I tried the following:
The mean value theorem for sobolev functions is analogue to the one in the space of continuous functions on compact intervalls $$f(x)=f(0)+\int_0^xf'(y)\,\mathrm{d}y$$
Now we have by assumption that for every $\epsilon >0$ there is an $N\in\mathbb{N}$ such that for all $n\ge N$ $$\|f-f_n\|^2=\int_0^1((f-f_n)')^2\mathrm{d}x=\int_0^1(f'-f_n')^2\mathrm{d}x<\epsilon$$
Now using the MVT for sobolev spaces I can obtain $$|f(x)-f_n(x)|-|f(0)-f_n(0)|=\int_0^x (f'-f'_n)\mathrm{d}y<\epsilon$$
Now since, $f_n(0)=0$ and $|f(x)-f_n(x)|$ converges to zero (we assumed that $f$ would be in the sovolev space and therefore also converges by supremum norm), I can conclude that $f(0)=0$.

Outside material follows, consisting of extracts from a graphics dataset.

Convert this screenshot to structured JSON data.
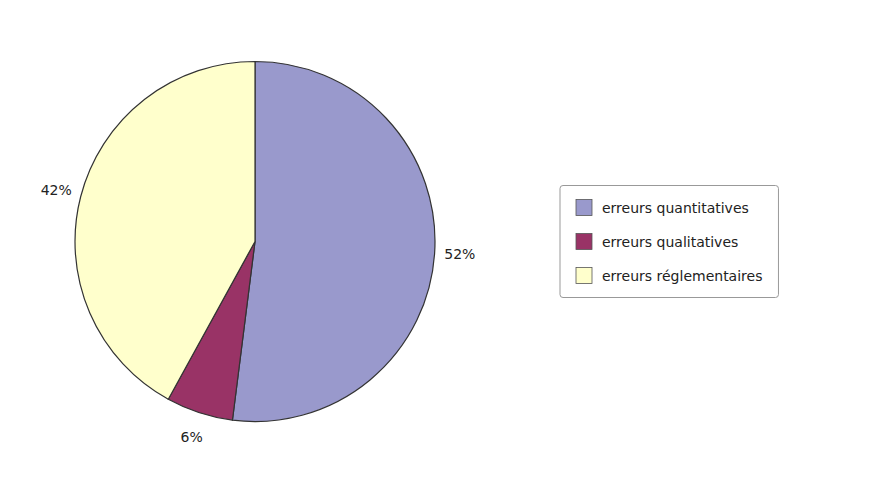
{
  "chart_data": {
    "type": "pie",
    "categories": [
      "erreurs quantitatives",
      "erreurs qualitatives",
      "erreurs réglementaires"
    ],
    "values": [
      52,
      6,
      42
    ],
    "value_labels": [
      "52%",
      "6%",
      "42%"
    ],
    "colors": [
      "#9999cc",
      "#993366",
      "#ffffcc"
    ],
    "data_labels": true,
    "legend": "right"
  }
}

I have no idea if this is correct and appreciate any corrections/improvement.
Here is an outline of what you can do. The details aren't difficult to fill in but would make this answer too long.
First, let $W = W^{1,2}(0,1)$ and let $H = H_0^1(0,1)$. Define norms $$ \|f\|_W = \left( \int_0^1 |f|^2 + |f'|^2 \, dx \right)^{1/2} \quad \text{and} \quad \|f\|_H = \left( \int_0^1 |f'|^2 \, dx\right)^{1/2}.$$ Functions in $W$ are (absolutely) continuous, so identify each function with its continuous representative. Then the fundamental theorem of calculus gives you $$ \tag{1}\sup_{x \in [0,1]} |f(x)| \le \sqrt{2}\|f\|_W$$ and all $f \in W$ and $$ \sup_{x \in [0,1]} |f(x)| \le \|f\|_H$$ for all $f \in H$. Moreover, after integrating the second inequality you get $$ \tag{2} \|f\|_W \le \sqrt 2 \|f\|_H$$ for all $f \in H$. I'm not sure if the constant $\sqrt 2$ is best--it's not important for the argument.
Let $\{f_n\} \subset H$ be a Cauchy sequence in the norm $\| \cdot\|_H$. Then $(2)$ tells you $\{f_n\}$ is also Cauchy in the norm $\|\cdot \|_W$. Since $W$ is complete there exists $f \in W$ with $\|f_n - f\|_W \to 0$.
Now refer back to $(1)$: since $$ |f(0)| = |f_n(0) - f(0)| \le \sup_{x \in [0,1]} |f_n(x) - f(x)| \le \sqrt{2} \|f_n - f\|_W \to 0$$ you get $f(0) = 0$ so that $f \in H$. In light of the obvious inequality $\|\cdot\|_H \le \|\cdot\|_W$ you have $\|f_n - f\|_H \to 0$ too, implying that $H$ is complete with respect to its norm.
Since the norm of $H$ is induced by the inner product $$\langle f,g \rangle = \int_0^1 f'(x) g'(x) \, dx$$ you conclude $H$ is a Hilbert space.